So, mal ein Update von mir. Einiges hatte ich schon im anderen Thread um Veinte geschrieben, aber hier im Hauptthread nun noch einmal ausführlich.
Heinzi geht es soweit gut, sein Herz und die Lunge erholen sich weiter und wenn er sich nicht gerade bei Nachbarn im Keller einsperren lässt, ist er lieb, süß und schmusig - neben dem ganzen Unfug, den er so nebenbei noch anstellt.
Mein großes Sorgenkind ist jetzt leider Veinte.
Egal, was ich mache, Klickertraining, Wunderbox (Leckerlies finden lassen und loben), Bachblüten, Zylkene (1,2 dann 3) Relaxan (1 dann2) Telizen (50mg jetzt 100mg), Sedometril (Hormonpräparat) - er markiert. Nach jeder Nacht, die er im Haus verbringt, kann ich im Anschluss die Stellen suchen gehen. Meist finde dann 2-3 Orte, an denen er ES getan hat. Vielleicht sind es noch mehr unbemerkte, keine Ahnung. Gesundheitlich ist er in Ordnung, ich habe das Gefühl, dass das Markieren meist in den Morgenstunden stattfindet, wenn er wach ist und hinaus möchte. Es stehen ihm 3 Samlaboxen zur Verfügung, die er manchmal nutzt; wenn er kann, geht er aber lieber draussen.
Morgen, am Montag kommt eine Katzenkommunikatorin zu uns und wird mal ihre Einschätzung der Lage geben. Ich muss gestehen, ich kann eigentlich kaum noch. Immer diese Angst: Hat er? Wo hat er? Wie schlimm ist der Schaden dieses Mal?
Vor Mann und Sohn versuche ich zu verheimlichen, dass Veinte mal wieder markiert hat, um einfach noch Zeit zu schinden und eine gute Lösung zu finden. D.h. ich laufe immer wieder mit Lampe und Putzmittel durch die Wohnung, und putze die Stellen weg, bevor jemand anderes aus der Familie sie finden kann und Veinte anklagt.

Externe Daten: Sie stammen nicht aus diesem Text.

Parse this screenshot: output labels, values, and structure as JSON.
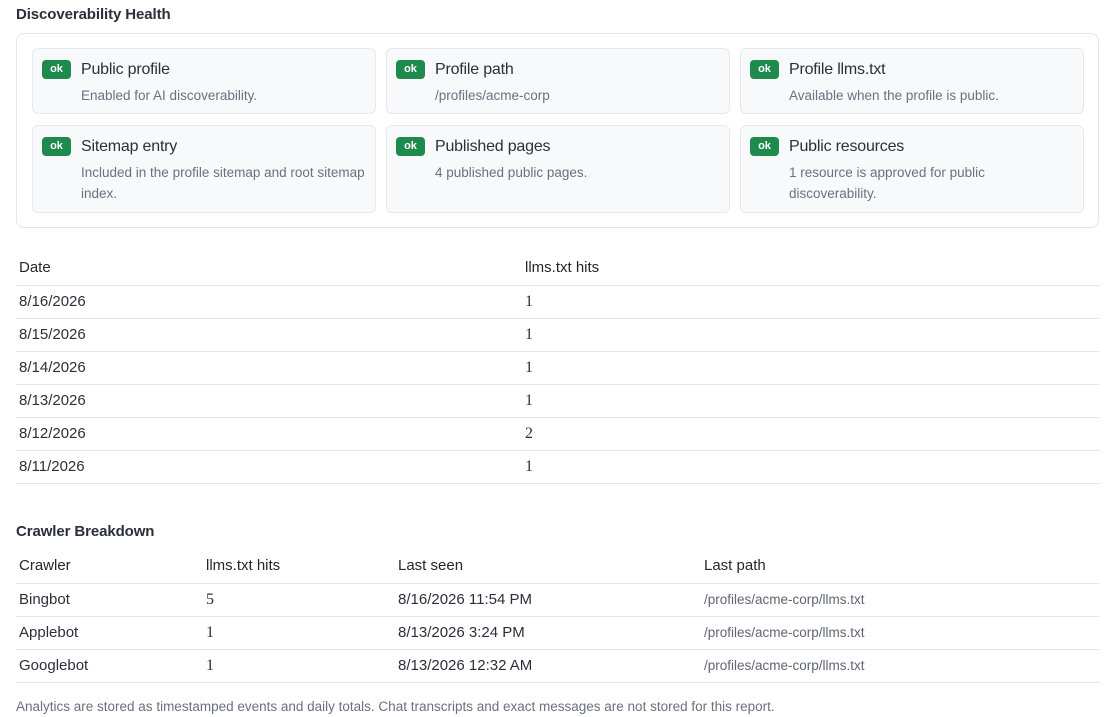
{
  "health": {
    "title": "Discoverability Health",
    "badge": "ok",
    "cards": [
      {
        "title": "Public profile",
        "desc": "Enabled for AI discoverability."
      },
      {
        "title": "Profile path",
        "desc": "/profiles/acme-corp"
      },
      {
        "title": "Profile llms.txt",
        "desc": "Available when the profile is public."
      },
      {
        "title": "Sitemap entry",
        "desc": "Included in the profile sitemap and root sitemap index."
      },
      {
        "title": "Published pages",
        "desc": "4 published public pages."
      },
      {
        "title": "Public resources",
        "desc": "1 resource is approved for public discoverability."
      }
    ],
    "success_color": "#1e8a4c"
  },
  "daily": {
    "headers": {
      "date": "Date",
      "hits": "llms.txt hits"
    },
    "rows": [
      {
        "date": "8/16/2026",
        "hits": "1"
      },
      {
        "date": "8/15/2026",
        "hits": "1"
      },
      {
        "date": "8/14/2026",
        "hits": "1"
      },
      {
        "date": "8/13/2026",
        "hits": "1"
      },
      {
        "date": "8/12/2026",
        "hits": "2"
      },
      {
        "date": "8/11/2026",
        "hits": "1"
      }
    ]
  },
  "crawlers": {
    "title": "Crawler Breakdown",
    "headers": {
      "crawler": "Crawler",
      "hits": "llms.txt hits",
      "last_seen": "Last seen",
      "last_path": "Last path"
    },
    "rows": [
      {
        "crawler": "Bingbot",
        "hits": "5",
        "last_seen": "8/16/2026 11:54 PM",
        "last_path": "/profiles/acme-corp/llms.txt"
      },
      {
        "crawler": "Applebot",
        "hits": "1",
        "last_seen": "8/13/2026 3:24 PM",
        "last_path": "/profiles/acme-corp/llms.txt"
      },
      {
        "crawler": "Googlebot",
        "hits": "1",
        "last_seen": "8/13/2026 12:32 AM",
        "last_path": "/profiles/acme-corp/llms.txt"
      }
    ]
  },
  "footnote": "Analytics are stored as timestamped events and daily totals. Chat transcripts and exact messages are not stored for this report."
}
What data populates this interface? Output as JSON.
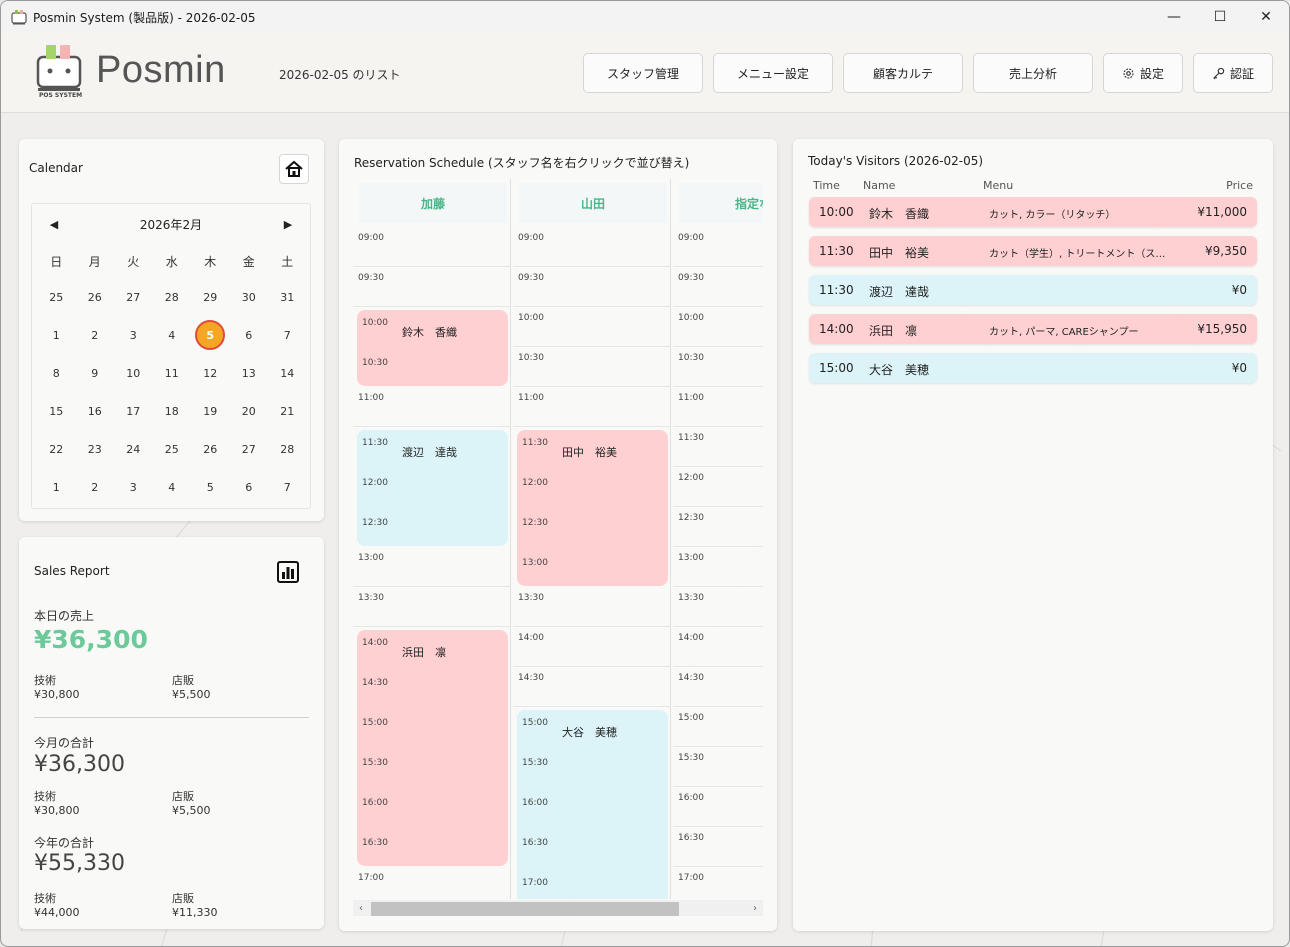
{
  "window": {
    "title": "Posmin System (製品版) - 2026-02-05",
    "minimize": "—",
    "maximize": "☐",
    "close": "✕"
  },
  "header": {
    "logo_text": "Posmin",
    "logo_sub": "POS SYSTEM",
    "list_date": "2026-02-05 のリスト",
    "nav": {
      "staff": "スタッフ管理",
      "menu": "メニュー設定",
      "customer": "顧客カルテ",
      "sales": "売上分析",
      "settings": "設定",
      "auth": "認証"
    }
  },
  "calendar": {
    "title": "Calendar",
    "month_label": "2026年2月",
    "prev": "◀",
    "next": "▶",
    "weekdays": [
      "日",
      "月",
      "火",
      "水",
      "木",
      "金",
      "土"
    ],
    "weeks": [
      [
        "25",
        "26",
        "27",
        "28",
        "29",
        "30",
        "31"
      ],
      [
        "1",
        "2",
        "3",
        "4",
        "5",
        "6",
        "7"
      ],
      [
        "8",
        "9",
        "10",
        "11",
        "12",
        "13",
        "14"
      ],
      [
        "15",
        "16",
        "17",
        "18",
        "19",
        "20",
        "21"
      ],
      [
        "22",
        "23",
        "24",
        "25",
        "26",
        "27",
        "28"
      ],
      [
        "1",
        "2",
        "3",
        "4",
        "5",
        "6",
        "7"
      ]
    ],
    "today": "5"
  },
  "sales": {
    "title": "Sales Report",
    "today_label": "本日の売上",
    "today_total": "¥36,300",
    "today_tech_label": "技術",
    "today_tech": "¥30,800",
    "today_retail_label": "店販",
    "today_retail": "¥5,500",
    "month_label": "今月の合計",
    "month_total": "¥36,300",
    "month_tech_label": "技術",
    "month_tech": "¥30,800",
    "month_retail_label": "店販",
    "month_retail": "¥5,500",
    "year_label": "今年の合計",
    "year_total": "¥55,330",
    "year_tech_label": "技術",
    "year_tech": "¥44,000",
    "year_retail_label": "店販",
    "year_retail": "¥11,330"
  },
  "schedule": {
    "title": "Reservation Schedule (スタッフ名を右クリックで並び替え)",
    "staff": [
      {
        "name": "加藤",
        "slots": [
          "09:00",
          "09:30",
          "11:00",
          "13:00",
          "13:30",
          "17:00"
        ],
        "appointments": [
          {
            "client": "鈴木　香織",
            "times": [
              "10:00",
              "10:30"
            ],
            "color": "pink"
          },
          {
            "client": "渡辺　達哉",
            "times": [
              "11:30",
              "12:00",
              "12:30"
            ],
            "color": "cyan"
          },
          {
            "client": "浜田　凛",
            "times": [
              "14:00",
              "14:30",
              "15:00",
              "15:30",
              "16:00",
              "16:30"
            ],
            "color": "pink"
          }
        ]
      },
      {
        "name": "山田",
        "slots": [
          "09:00",
          "09:30",
          "10:00",
          "10:30",
          "11:00",
          "13:30",
          "14:00",
          "14:30"
        ],
        "appointments": [
          {
            "client": "田中　裕美",
            "times": [
              "11:30",
              "12:00",
              "12:30",
              "13:00"
            ],
            "color": "pink"
          },
          {
            "client": "大谷　美穂",
            "times": [
              "15:00",
              "15:30",
              "16:00",
              "16:30",
              "17:00"
            ],
            "color": "cyan"
          }
        ]
      },
      {
        "name": "指定な",
        "slots": [
          "09:00",
          "09:30",
          "10:00",
          "10:30",
          "11:00",
          "11:30",
          "12:00",
          "12:30",
          "13:00",
          "13:30",
          "14:00",
          "14:30",
          "15:00",
          "15:30",
          "16:00",
          "16:30",
          "17:00"
        ],
        "appointments": []
      }
    ],
    "scroll_left": "‹",
    "scroll_right": "›"
  },
  "visitors": {
    "title": "Today's Visitors (2026-02-05)",
    "columns": {
      "time": "Time",
      "name": "Name",
      "menu": "Menu",
      "price": "Price"
    },
    "rows": [
      {
        "time": "10:00",
        "name": "鈴木　香織",
        "menu": "カット, カラー（リタッチ）",
        "price": "¥11,000",
        "color": "pink"
      },
      {
        "time": "11:30",
        "name": "田中　裕美",
        "menu": "カット（学生）, トリートメント（スタンダー...",
        "price": "¥9,350",
        "color": "pink"
      },
      {
        "time": "11:30",
        "name": "渡辺　達哉",
        "menu": "",
        "price": "¥0",
        "color": "cyan"
      },
      {
        "time": "14:00",
        "name": "浜田　凛",
        "menu": "カット, パーマ, CAREシャンプー",
        "price": "¥15,950",
        "color": "pink"
      },
      {
        "time": "15:00",
        "name": "大谷　美穂",
        "menu": "",
        "price": "¥0",
        "color": "cyan"
      }
    ]
  },
  "colors": {
    "accent_green": "#6cc99a",
    "staff_green": "#4bb58a",
    "appt_pink": "#ffd0d2",
    "appt_cyan": "#dcf4f7",
    "today_orange": "#f5a623"
  }
}
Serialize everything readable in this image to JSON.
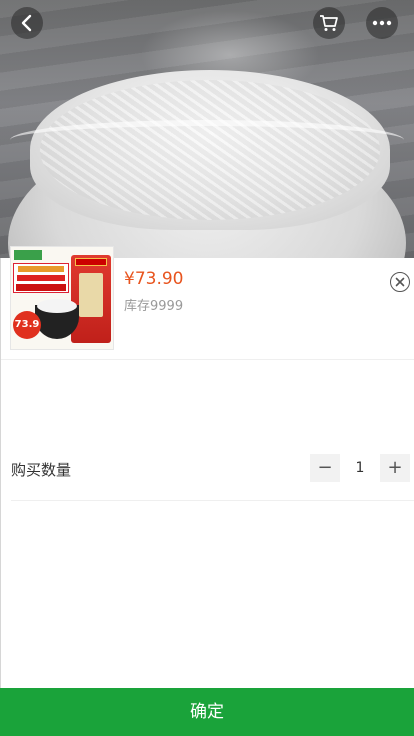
{
  "header": {
    "back_icon": "chevron-left-icon",
    "cart_icon": "cart-icon",
    "more_icon": "more-horizontal-icon"
  },
  "product": {
    "price": "¥73.90",
    "stock": "库存9999",
    "thumbnail_badge": "73.9"
  },
  "quantity": {
    "label": "购买数量",
    "decrement": "−",
    "value": "1",
    "increment": "+"
  },
  "footer": {
    "confirm_label": "确定"
  },
  "colors": {
    "accent_green": "#1aa33a",
    "price_orange": "#e8541e"
  }
}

Es ist einfach traurig. Unser Start war so gut, Veinte ist so ein Lieber, er versteht sich mit Heinzi; aber das Markieren, das ist einfach auf Dauer nicht tragbar. Er hat schon Steckdosen, die Sterioanlage und die Playstation "getroffen". Der CD-Schrank meines Mannes (er liebt und sammelt begeistert seine Musik) sind auch oft betroffen. Es belastet mich so stark und lässt mich fast verzweifeln.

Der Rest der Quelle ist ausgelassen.